Annals of Global Health
DOI: 10.1016/j.aogh.2014.09.003
  • Asbestos
  • Burden Of Disease
  • Neoplasms
  • Occupation
  • Latin America
  • Ecology
  • Economics
  • Geography
  • Medicine


Abstract Background An estimate at national level of the occupational cancer burden brought about by the industrial uses of asbestos requires detailed routine information on such uses as well as vital statistics of good quality. A causal association with asbestos exposure has been established for mesothelioma and cancers of the lung, larynx, and ovary.

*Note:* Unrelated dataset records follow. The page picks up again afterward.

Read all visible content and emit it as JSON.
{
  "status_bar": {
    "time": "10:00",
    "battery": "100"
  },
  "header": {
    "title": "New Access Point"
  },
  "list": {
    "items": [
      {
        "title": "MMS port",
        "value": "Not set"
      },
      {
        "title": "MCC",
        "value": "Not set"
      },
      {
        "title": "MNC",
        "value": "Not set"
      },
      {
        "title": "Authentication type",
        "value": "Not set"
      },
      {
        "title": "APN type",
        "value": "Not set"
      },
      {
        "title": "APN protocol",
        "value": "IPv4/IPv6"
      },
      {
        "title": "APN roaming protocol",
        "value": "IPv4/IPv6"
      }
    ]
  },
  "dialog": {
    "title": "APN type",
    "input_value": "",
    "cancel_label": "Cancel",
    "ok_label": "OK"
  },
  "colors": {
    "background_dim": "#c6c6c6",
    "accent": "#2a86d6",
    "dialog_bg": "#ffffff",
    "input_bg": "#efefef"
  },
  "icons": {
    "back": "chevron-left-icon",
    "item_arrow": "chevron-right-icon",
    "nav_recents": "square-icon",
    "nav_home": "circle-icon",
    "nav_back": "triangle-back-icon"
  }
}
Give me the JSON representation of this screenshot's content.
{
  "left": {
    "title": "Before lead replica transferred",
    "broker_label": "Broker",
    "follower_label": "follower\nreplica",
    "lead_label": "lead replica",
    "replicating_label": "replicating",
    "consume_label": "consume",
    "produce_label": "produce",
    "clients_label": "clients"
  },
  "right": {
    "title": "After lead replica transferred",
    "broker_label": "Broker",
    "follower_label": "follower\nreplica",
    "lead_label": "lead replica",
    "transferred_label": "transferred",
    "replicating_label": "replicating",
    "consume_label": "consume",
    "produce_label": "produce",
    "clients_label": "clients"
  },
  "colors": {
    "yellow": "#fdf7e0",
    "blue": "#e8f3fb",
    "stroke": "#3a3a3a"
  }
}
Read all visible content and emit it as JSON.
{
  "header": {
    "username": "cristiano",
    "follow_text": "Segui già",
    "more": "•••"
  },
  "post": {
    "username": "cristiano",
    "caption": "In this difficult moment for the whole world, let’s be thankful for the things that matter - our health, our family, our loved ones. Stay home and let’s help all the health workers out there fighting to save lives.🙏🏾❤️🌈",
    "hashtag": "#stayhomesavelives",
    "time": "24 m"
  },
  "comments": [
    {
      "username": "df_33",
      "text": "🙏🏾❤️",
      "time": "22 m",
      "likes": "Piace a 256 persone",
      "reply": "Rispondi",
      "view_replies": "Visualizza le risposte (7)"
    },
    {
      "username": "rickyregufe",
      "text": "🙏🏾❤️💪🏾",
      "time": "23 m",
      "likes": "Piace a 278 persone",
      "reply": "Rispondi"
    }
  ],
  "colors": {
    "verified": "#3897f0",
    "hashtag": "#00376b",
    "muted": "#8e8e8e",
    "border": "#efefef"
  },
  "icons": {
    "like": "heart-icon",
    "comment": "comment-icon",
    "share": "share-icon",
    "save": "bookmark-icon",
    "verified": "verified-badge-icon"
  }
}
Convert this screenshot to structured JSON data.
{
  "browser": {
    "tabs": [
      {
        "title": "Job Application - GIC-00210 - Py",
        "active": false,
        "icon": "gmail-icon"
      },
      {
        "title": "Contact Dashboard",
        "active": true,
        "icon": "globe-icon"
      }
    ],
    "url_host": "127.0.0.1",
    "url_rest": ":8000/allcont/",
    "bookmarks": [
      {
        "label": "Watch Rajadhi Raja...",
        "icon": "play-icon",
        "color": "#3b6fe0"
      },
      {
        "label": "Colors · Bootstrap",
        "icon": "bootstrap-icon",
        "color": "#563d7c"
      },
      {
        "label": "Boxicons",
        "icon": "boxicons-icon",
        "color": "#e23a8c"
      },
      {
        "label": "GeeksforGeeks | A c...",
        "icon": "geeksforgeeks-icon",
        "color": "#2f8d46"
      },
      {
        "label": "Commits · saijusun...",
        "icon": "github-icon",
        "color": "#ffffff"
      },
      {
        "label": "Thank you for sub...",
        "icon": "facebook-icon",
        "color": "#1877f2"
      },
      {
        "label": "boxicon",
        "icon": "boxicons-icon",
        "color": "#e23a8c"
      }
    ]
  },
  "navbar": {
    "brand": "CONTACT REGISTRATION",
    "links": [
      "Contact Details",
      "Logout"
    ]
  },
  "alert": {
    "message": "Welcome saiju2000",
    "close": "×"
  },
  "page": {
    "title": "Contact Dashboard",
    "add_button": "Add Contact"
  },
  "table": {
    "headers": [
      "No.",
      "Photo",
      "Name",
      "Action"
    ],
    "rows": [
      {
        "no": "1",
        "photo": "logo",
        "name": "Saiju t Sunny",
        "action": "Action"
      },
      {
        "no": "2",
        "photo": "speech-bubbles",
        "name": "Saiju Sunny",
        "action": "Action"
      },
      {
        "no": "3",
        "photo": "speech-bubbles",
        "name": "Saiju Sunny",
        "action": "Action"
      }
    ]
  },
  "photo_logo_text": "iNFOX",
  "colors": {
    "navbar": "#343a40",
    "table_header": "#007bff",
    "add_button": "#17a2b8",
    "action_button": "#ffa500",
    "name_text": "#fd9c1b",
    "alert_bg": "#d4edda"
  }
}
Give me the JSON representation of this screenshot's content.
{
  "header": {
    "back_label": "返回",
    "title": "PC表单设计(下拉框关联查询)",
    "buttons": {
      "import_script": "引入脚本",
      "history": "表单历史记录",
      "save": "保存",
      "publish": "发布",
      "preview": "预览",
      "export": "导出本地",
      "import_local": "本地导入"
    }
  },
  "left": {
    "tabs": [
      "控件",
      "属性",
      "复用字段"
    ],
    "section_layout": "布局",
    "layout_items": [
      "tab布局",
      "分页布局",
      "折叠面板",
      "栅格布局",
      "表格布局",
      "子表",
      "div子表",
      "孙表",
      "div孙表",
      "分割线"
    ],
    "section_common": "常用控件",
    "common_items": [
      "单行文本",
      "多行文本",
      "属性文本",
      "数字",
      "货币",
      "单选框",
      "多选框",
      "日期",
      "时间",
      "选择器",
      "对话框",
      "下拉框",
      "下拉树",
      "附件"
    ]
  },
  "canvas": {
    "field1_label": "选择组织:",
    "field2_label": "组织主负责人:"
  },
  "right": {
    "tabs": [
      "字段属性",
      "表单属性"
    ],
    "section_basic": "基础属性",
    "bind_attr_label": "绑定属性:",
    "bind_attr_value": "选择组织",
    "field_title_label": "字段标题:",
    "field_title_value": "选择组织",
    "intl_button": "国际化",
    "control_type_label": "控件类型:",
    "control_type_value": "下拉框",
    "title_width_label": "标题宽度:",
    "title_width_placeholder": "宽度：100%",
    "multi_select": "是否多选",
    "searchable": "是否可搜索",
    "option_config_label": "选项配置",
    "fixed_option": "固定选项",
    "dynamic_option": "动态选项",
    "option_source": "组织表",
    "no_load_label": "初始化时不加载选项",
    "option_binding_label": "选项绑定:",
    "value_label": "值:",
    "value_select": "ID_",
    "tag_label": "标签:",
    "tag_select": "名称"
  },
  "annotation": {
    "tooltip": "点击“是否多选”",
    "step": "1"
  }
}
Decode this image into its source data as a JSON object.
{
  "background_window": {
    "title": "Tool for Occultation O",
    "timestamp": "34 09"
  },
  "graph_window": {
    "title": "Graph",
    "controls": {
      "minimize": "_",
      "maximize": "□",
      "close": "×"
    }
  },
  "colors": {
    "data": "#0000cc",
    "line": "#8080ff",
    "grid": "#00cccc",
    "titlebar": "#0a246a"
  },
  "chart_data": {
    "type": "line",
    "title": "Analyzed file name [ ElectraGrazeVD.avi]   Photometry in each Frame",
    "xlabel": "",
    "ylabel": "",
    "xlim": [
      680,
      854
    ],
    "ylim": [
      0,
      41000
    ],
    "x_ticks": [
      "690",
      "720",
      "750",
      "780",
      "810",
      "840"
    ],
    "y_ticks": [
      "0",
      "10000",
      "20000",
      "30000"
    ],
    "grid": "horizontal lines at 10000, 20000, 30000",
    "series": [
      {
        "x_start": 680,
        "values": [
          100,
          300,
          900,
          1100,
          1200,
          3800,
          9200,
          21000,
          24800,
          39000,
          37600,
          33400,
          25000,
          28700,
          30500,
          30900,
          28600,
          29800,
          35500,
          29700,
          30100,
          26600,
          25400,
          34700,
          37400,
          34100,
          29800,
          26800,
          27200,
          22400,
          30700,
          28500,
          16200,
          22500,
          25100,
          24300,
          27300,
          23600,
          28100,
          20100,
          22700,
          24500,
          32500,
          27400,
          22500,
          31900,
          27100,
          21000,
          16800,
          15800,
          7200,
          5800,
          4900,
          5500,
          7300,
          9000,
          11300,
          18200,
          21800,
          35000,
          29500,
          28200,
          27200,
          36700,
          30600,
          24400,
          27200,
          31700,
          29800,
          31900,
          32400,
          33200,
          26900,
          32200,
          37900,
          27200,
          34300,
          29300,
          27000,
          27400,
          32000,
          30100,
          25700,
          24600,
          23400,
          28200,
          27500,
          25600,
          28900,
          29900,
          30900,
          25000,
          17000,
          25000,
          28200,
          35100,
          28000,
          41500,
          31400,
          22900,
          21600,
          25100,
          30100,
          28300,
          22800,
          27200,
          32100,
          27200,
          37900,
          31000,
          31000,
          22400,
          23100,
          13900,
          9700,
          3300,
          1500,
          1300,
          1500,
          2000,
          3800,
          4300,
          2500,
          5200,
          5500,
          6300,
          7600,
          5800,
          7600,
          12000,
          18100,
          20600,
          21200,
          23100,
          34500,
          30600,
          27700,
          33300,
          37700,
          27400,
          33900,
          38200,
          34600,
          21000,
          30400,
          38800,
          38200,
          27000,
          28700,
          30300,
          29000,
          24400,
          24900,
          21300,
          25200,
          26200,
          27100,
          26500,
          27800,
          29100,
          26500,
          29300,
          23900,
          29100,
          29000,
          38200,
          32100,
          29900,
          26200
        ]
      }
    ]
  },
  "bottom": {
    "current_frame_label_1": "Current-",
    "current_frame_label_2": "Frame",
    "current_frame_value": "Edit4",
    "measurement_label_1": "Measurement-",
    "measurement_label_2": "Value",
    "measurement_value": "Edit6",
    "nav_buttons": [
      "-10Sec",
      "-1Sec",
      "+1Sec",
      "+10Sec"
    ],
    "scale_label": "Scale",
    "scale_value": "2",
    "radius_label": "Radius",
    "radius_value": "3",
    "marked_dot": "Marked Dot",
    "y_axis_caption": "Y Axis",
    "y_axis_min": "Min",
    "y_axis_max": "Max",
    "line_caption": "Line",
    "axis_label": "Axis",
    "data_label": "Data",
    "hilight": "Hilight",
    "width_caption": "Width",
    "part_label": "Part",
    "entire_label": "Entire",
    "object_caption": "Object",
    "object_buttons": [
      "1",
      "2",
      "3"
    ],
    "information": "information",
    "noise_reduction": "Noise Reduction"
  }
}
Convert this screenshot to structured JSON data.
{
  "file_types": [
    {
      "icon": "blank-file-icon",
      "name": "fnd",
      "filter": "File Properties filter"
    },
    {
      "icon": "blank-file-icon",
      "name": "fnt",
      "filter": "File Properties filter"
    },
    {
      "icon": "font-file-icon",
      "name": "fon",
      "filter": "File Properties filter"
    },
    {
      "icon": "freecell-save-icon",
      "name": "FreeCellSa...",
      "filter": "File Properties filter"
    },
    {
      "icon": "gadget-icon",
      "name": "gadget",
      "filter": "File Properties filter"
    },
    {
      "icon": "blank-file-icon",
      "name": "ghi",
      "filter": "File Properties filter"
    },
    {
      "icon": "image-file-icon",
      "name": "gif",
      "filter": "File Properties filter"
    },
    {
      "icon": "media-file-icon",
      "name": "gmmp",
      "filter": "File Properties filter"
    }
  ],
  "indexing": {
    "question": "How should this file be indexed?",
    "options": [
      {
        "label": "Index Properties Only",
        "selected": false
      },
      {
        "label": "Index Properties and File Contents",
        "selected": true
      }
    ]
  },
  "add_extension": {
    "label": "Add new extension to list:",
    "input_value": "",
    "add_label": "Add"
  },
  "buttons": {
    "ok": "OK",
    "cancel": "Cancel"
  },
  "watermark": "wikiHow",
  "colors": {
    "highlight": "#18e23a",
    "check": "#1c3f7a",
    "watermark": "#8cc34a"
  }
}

Objectives To provide estimates of the occupational burden of asbestos-related cancer for the Latin American countries which are or have been the highest asbestos consumers in the Region: Argentina, Brazil, Colombia, and Mexico. Methods The burden of multifactorial cancers has been estimated through the approach suggested by Driscoll et coll. for the WHO using the Population Attributable Fraction (PAF). The following data were used: a) proportion of workforce employed in each economic sector; b) proportion of workers exposed to asbestos in each sector; c) occupational turnover; d) levels of exposure; e) proportion of the population in the workforce; f) relative risk for each considered disease for one or more levels of exposure. Data on point b. are not available for Latin American countries; therefore, data from the European CAREX database (carcinogen exposure database) were used. Findings and conclusions Using mortality data of the WHO Health Statistics database for the year 2009 and applying the estimated values for PAFs, the number of estimated deaths in 5 years for mesothelioma and for lung, larynx, and ovary cancers attributable to occupational asbestos exposures, were respectively 735, 233, 29, 14 for Argentina; 340, 611, 68, 43 for Brazil; 255, 97, 14, 9 for Colombia, and 1,075, 219, 18, 22 for Mexico. The limitations in compiling the estimates underline the need for improvement in the quality of asbestos-related environmental and health data. Nevertheless, the figures are already usable to promote asbestos ban.